PORT CLYDE, Maine — The mother of a Massachusetts boy who died nearly three years ago, when a car driven by a New York City woman slammed into people waiting on the wharf at Port Clyde for a ferry to Monhegan, said a settlement in a civil lawsuit has provided the family closure.
“I find it difficult to find the right words to explain my feelings regarding the legal settlement. Although we will forever mourn the loss of our beloved son, Dylan, the resolution of the legal process enabled our family to have some sense of closure,” Allison Gold said Sunday.
“I want to express my gratitude for the true sense of humanity and shared sorrow that was expressed by all parties, as we have all been touched by this tragedy,” the Massachusetts woman said.
Gold was seriously injured and her 9-year-old son, Dylan Gold of Cohasset, Massachusetts, died after being struck by a car driven by Cheryl L. Torgerson of New York City. The crash occurred on Aug. 11, 2013, as the Gold family was on the Monhegan-Thomaston Boat Line wharf in Port Clyde waiting for the ferry to Monhegan.
Allison Gold suffered multiple pelvic fractures, a perforated bladder and considerable internal bleeding. She spent two weeks at Maine Medical Center in Portland and another two weeks at a rehabilitation facility in Massachusetts. Her 6-year-old son, Wyatt Gold, was released from the hospital a few days after the crash. The father, Howard Gold, was uninjured.
Also injured in that crash was Jonathan Coggeshall, 70, of Port Clyde, who suffered a serious hip injury when he was struck.
The Gold family filed the lawsuit in August 2015 against Torgerson, the ferry line and James and Judith Barstow of St.
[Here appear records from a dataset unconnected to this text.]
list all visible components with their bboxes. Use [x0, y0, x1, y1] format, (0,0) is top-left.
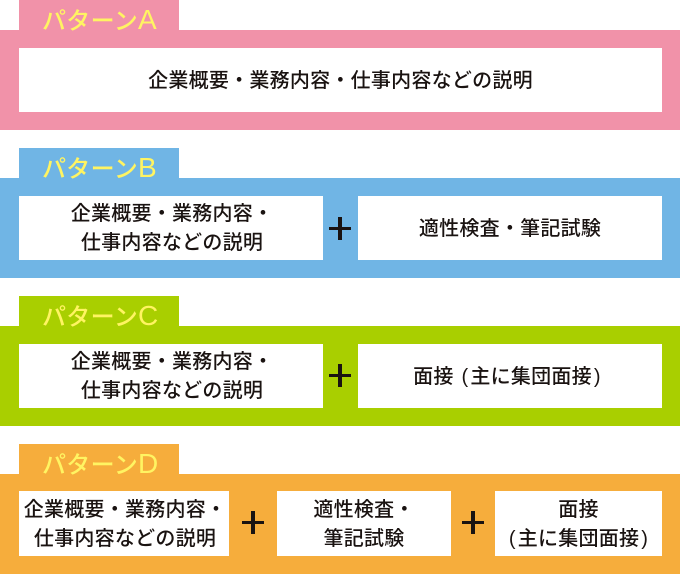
panel: pattern B: [0, 148, 680, 278]
icon: plus: [329, 217, 351, 240]
text box: company overview: 仕事内容などの説明: [81, 380, 263, 402]
text box: aptitude test: [277, 491, 451, 556]
tab: pattern B heading: [19, 148, 179, 179]
panel: pattern D: [0, 444, 680, 574]
text box: company overview: [19, 196, 323, 260]
text box: interview: [495, 491, 662, 556]
text box: company overview: 企業概要・業務内容・: [24, 498, 226, 520]
text box: company overview: 仕事内容などの説明: [81, 232, 263, 254]
tab: pattern A heading: [19, 0, 179, 31]
text box: aptitude test: 筆記試験: [324, 528, 404, 550]
tab: pattern C heading: [19, 296, 179, 327]
tab: pattern B heading: パターンB: [42, 152, 157, 183]
tab: pattern C heading: パターンC: [42, 300, 159, 331]
band: pattern C background: [0, 326, 680, 426]
icon: plus: [242, 511, 264, 534]
text box: aptitude test: 適性検査・: [313, 498, 415, 520]
text box: interview: 面接 (主に集団面接): [413, 366, 601, 388]
text box: company overview: [19, 491, 229, 556]
tab: pattern D heading: [19, 444, 179, 475]
text box: interview: [358, 344, 662, 408]
text box: aptitude test: [358, 196, 662, 260]
text box: company overview: 企業概要・業務内容・: [71, 351, 273, 373]
panel: pattern C: [0, 296, 680, 426]
text box: company overview: 企業概要・業務内容・: [71, 203, 273, 225]
band: pattern D background: [0, 474, 680, 574]
icon: plus: [329, 364, 351, 387]
text box: company overview: 企業概要・業務内容・仕事内容などの説明: [148, 70, 533, 92]
text box: aptitude test: 適性検査・筆記試験: [419, 218, 601, 240]
band: pattern B background: [0, 178, 680, 278]
text box: company overview: [19, 344, 323, 408]
tab: pattern A heading: パターンA: [42, 4, 157, 35]
text box: interview: (主に集団面接): [509, 528, 648, 550]
band: pattern A background: [0, 30, 680, 130]
text box: company overview: 仕事内容などの説明: [34, 528, 216, 550]
tab: pattern D heading: パターンD: [42, 448, 159, 479]
text box: interview: 面接: [558, 498, 599, 520]
icon: plus: [462, 511, 484, 534]
text box: company overview: [19, 48, 662, 112]
panel: pattern A: [0, 0, 680, 130]
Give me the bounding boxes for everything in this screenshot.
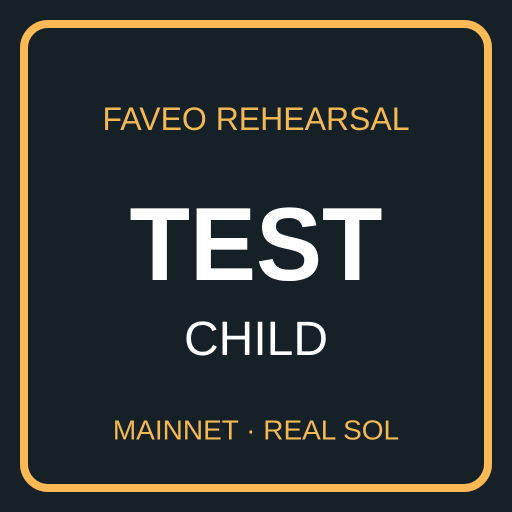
title: TEST: TEST — [130, 186, 382, 303]
heading: FAVEO REHEARSAL: FAVEO REHEARSAL — [102, 101, 410, 137]
footer: MAINNET REAL SOL: MAINNET · REAL SOL — [113, 414, 399, 446]
subtitle: CHILD: CHILD — [184, 313, 328, 366]
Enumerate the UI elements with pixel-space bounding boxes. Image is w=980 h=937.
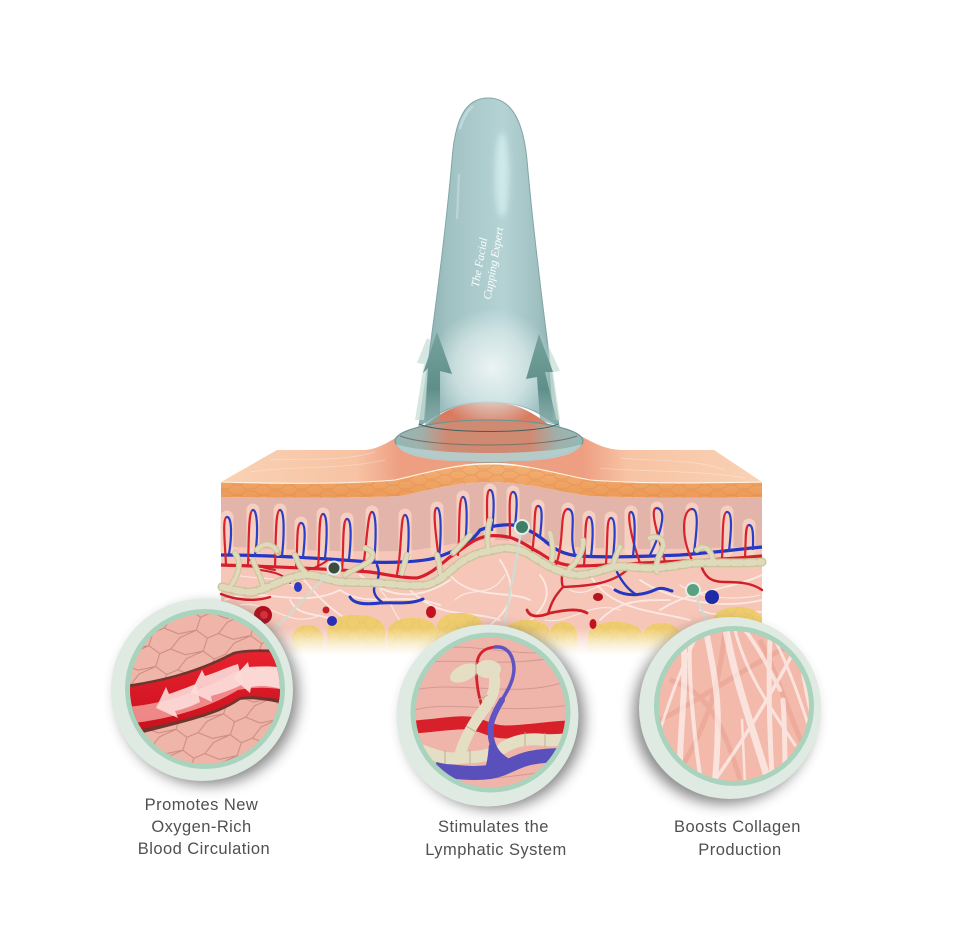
- circle frame: [396, 624, 578, 806]
- cup brand text: [470, 226, 506, 301]
- magnified lymph view: [416, 638, 566, 788]
- caption: collagen: Production: [698, 841, 782, 859]
- flow arrow 2: [191, 664, 243, 702]
- circle shadow: [634, 624, 814, 804]
- lymph riser: [445, 659, 545, 764]
- lower dermis: [221, 510, 762, 660]
- capillary loops: blue limbs: [227, 490, 753, 562]
- circle panel: lymphatic system: [396, 624, 584, 809]
- left upward arrow: [415, 332, 452, 426]
- small cross-section vessels: [254, 582, 719, 629]
- circle panel: blood circulation: [111, 599, 298, 785]
- vein: [435, 755, 565, 773]
- skin cross-section block: [215, 432, 770, 695]
- circle panel: collagen: [634, 617, 821, 804]
- caption: blood circulation: Oxygen-Rich: [151, 818, 252, 836]
- caption: lymphatic system: Lymphatic System: [425, 841, 567, 859]
- magnified collagen fibres: [659, 631, 809, 781]
- circle shadow: [404, 629, 584, 809]
- callout connector: circulation: [272, 562, 340, 632]
- collagen fibres in dermis: [225, 560, 762, 630]
- flow stream: [125, 667, 285, 724]
- circle frame: [111, 599, 293, 781]
- papillary dermis: [221, 482, 762, 551]
- magnified artery view: [130, 614, 280, 764]
- main red artery: [221, 536, 762, 578]
- circle shadow: [118, 605, 298, 785]
- fine red capillary: [476, 647, 495, 706]
- cup brand text: The Facial: [470, 237, 490, 288]
- dermal papillae halos: [227, 490, 749, 556]
- fat lobes: [292, 607, 762, 665]
- facial cup: [395, 98, 583, 462]
- right upward arrow: [526, 334, 560, 426]
- callout connector: lymphatic: [504, 520, 529, 626]
- bottom fade to white: [215, 628, 770, 695]
- cup highlights: [457, 107, 509, 218]
- caption: blood circulation: Promotes New: [145, 796, 258, 814]
- caption: blood circulation: Blood Circulation: [138, 840, 270, 858]
- blue branches: [350, 565, 672, 604]
- caption: collagen: Boosts Collagen: [674, 818, 801, 836]
- purple riser: [491, 647, 514, 760]
- caption: lymphatic system: Stimulates the: [438, 818, 549, 836]
- cup flange: [395, 420, 583, 462]
- artery: [415, 723, 568, 732]
- skin surface texture: [250, 452, 745, 478]
- skin top surface: [221, 432, 762, 486]
- red branches: [221, 560, 762, 616]
- skin bulge drawn inside cup: [416, 402, 560, 445]
- cup lower glow: [430, 308, 554, 428]
- lymph vessel lower: [420, 739, 570, 758]
- callout connector: collagen: [686, 583, 706, 620]
- lymphatic vessels: [222, 520, 762, 592]
- capillary loops: red limbs: [224, 490, 749, 574]
- cup brand text: Cupping Expert: [482, 226, 506, 301]
- vein junction: [486, 744, 508, 766]
- main blue vein: [221, 525, 762, 562]
- circle frame: [639, 617, 821, 799]
- flow arrow 3: [156, 684, 200, 718]
- cup body: [419, 98, 559, 426]
- flow arrow 1: [240, 662, 280, 693]
- epidermis orange band: [221, 464, 762, 498]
George, who own the property where the fatal crash occurred.
Terms of the settlement with all the parties have not been released. Emails were sent Friday to attorneys for Torgerson and the ferry line but were not returned by early Monday. Torgerson is represented by attorney Robert Hatch of Portland. The ferry line and the Barstows are represented by attorney Thomas Marjerison of Portland.
The Golds are represented by attorney Kevin Libby of Portland.
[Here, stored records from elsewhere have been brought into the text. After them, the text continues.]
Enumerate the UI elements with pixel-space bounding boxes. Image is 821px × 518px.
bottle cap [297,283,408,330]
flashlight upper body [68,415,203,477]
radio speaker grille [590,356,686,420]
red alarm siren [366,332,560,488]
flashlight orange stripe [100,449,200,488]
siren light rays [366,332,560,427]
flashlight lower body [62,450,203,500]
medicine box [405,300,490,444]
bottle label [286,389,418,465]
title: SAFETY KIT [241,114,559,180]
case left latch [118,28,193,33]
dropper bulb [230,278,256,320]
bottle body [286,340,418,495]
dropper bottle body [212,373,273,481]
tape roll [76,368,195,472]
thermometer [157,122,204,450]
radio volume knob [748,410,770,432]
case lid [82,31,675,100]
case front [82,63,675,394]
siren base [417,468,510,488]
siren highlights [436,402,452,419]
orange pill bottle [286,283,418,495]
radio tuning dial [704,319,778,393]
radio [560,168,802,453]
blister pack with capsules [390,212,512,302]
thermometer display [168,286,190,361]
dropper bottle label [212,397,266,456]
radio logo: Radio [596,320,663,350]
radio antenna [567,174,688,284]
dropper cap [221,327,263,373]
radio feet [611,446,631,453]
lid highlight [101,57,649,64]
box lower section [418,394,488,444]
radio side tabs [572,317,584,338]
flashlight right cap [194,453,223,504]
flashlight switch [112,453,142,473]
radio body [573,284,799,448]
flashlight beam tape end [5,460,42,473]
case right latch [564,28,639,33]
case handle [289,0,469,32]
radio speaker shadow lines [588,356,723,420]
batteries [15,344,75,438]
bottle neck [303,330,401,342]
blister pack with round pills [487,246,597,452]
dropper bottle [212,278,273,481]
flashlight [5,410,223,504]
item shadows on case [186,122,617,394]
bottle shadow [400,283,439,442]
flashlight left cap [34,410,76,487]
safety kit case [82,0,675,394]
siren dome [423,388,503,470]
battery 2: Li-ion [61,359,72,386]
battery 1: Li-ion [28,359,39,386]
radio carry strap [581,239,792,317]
The civil lawsuit went to mediation earlier this year. On May 9, the attorneys filed a notice with Knox County Superior Court stating that the case had been resolved following the mediation.
The Golds’ lawsuit maintained that Torgerson, 63, was negligent in driving her 2007 Infiniti sedan when she slammed into the family. The lawsuit also claimed the Monhegan-Thomaston boat line was negligent in failing to erect barriers and gates and failing to safely channel the mix of vehicle, pedestrian and bicycle traffic on the wharf where the crash occurred.
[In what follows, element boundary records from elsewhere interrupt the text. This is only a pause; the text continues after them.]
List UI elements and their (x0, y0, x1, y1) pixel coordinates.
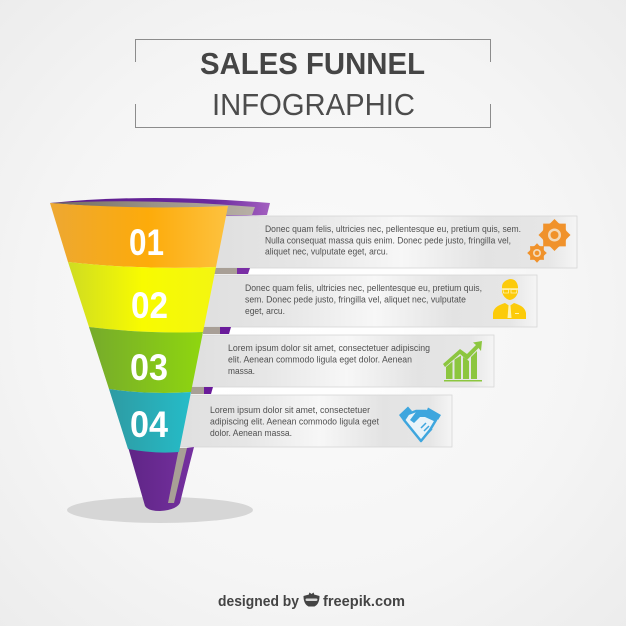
text: banner 1: Nulla consequat massa quis enim. Donec pede justo, fringilla vel, (265, 236, 511, 246)
icon: businessman (493, 279, 526, 319)
footer credit: designed by (218, 594, 299, 610)
icon: gears (527, 219, 570, 263)
icon: freepik logo (304, 592, 320, 606)
panel: banner 2 (200, 275, 537, 327)
funnel: purple base (128, 447, 194, 511)
number 02: 02 (131, 285, 168, 326)
text: banner 2 (245, 283, 482, 316)
text: banner 3: Lorem ipsum dolor sit amet, consectetuer adipiscing (228, 343, 430, 353)
panel: banner 3 (188, 335, 494, 387)
title block (136, 40, 490, 128)
panel: banner 1 (212, 216, 577, 268)
funnel: segment 1 orange (50, 203, 228, 268)
title frame (136, 40, 490, 128)
connector strip 1 (214, 268, 534, 275)
text: banner 1: aliquet nec, vulputate eget, arcu. (265, 246, 388, 256)
text: banner 3: massa. (228, 366, 255, 376)
text: banner 2: eget, arcu. (245, 306, 285, 316)
text: banner 3: elit. Aenean commodo ligula eget dolor. Aenean (228, 354, 412, 364)
heading: infographic: INFOGRAPHIC (212, 87, 415, 122)
text: banner 4 (210, 405, 379, 438)
number 04: 04 (130, 404, 168, 445)
connector strip 3 (191, 387, 441, 395)
connector strip 2 (203, 327, 483, 335)
number 03: 03 (130, 347, 168, 388)
text: banner 4: dolor. Aenean massa. (210, 428, 292, 438)
text: banner 4: Lorem ipsum dolor sit amet, consectetuer (210, 405, 370, 415)
panel: banner 4 (176, 395, 452, 447)
footer credit: freepik.com (323, 594, 405, 610)
text: banner 2: sem. Donec pede justo, fringilla vel, aliquet nec, vulputate (245, 294, 466, 304)
heading: sales funnel: SALES FUNNEL (200, 46, 425, 81)
icon: growth chart (443, 341, 482, 382)
funnel: segment 3 green (89, 327, 203, 393)
text: banner 3 (228, 343, 430, 376)
icon: handshake (399, 406, 441, 441)
text: banner 4: adipiscing elit. Aenean commodo ligula eget (210, 416, 379, 426)
text: banner 2: Donec quam felis, ultricies nec, pellentesque eu, pretium quis, (245, 283, 482, 293)
number 01: 01 (129, 222, 164, 263)
funnel: segment 4 teal (109, 389, 191, 453)
text: banner 1: Donec quam felis, ultricies nec, pellentesque eu, pretium quis, sem. (265, 224, 521, 234)
funnel back: rim (50, 198, 270, 216)
funnel shadow (67, 497, 253, 523)
text: banner 1 (265, 224, 521, 256)
footer credit (218, 592, 405, 610)
funnel: segment 2 yellow (68, 262, 216, 332)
The lawsuit did not state a specific dollar amount in damages but pointed out that in addition to medical expenses, the family members suffered emotional distress from being struck by the vehicle and witnessing the crash that claimed Dylan Gold’s life.
The Gold family is represented by attorney Kevin Libby of Portland.
Torgerson was not criminally charged as a result of the crash. District Attorney Geoffrey Rushlau said in February 2014 that there was insufficient evidence to show she acted in a criminally negligent manner.
Police had received reports of a car matching the description of Torgerson’s Infiniti speeding on several occasions in the hours leading up to the crash. Investigators, however, determined that at about 2:30 p.m. that day, Torgerson stopped her sedan on a downgrade to the wharf while heading to catch the 3 p.m. ferry to Monhegan Island.
She was stopped behind a sport utility vehicle, whose driver was talking to a parking attendant, when her car suddenly accelerated as if the pedal was stuck to the floor or jammed, Torgerson told investigators. Torgerson’s car struck the SUV and then her car sped up, struck a building and the pedestrians. Her recollection after the sudden acceleration was a blur, according to officers.
A blood test showed Torgerson had no alcohol in her system, and officers saw no signs of illness or that the driver was under the influence of any substances at the time, the district attorney said when he announced no charges would be filed.
A Maine State Police crash reconstructionist examined the sedan and found no mechanical problems.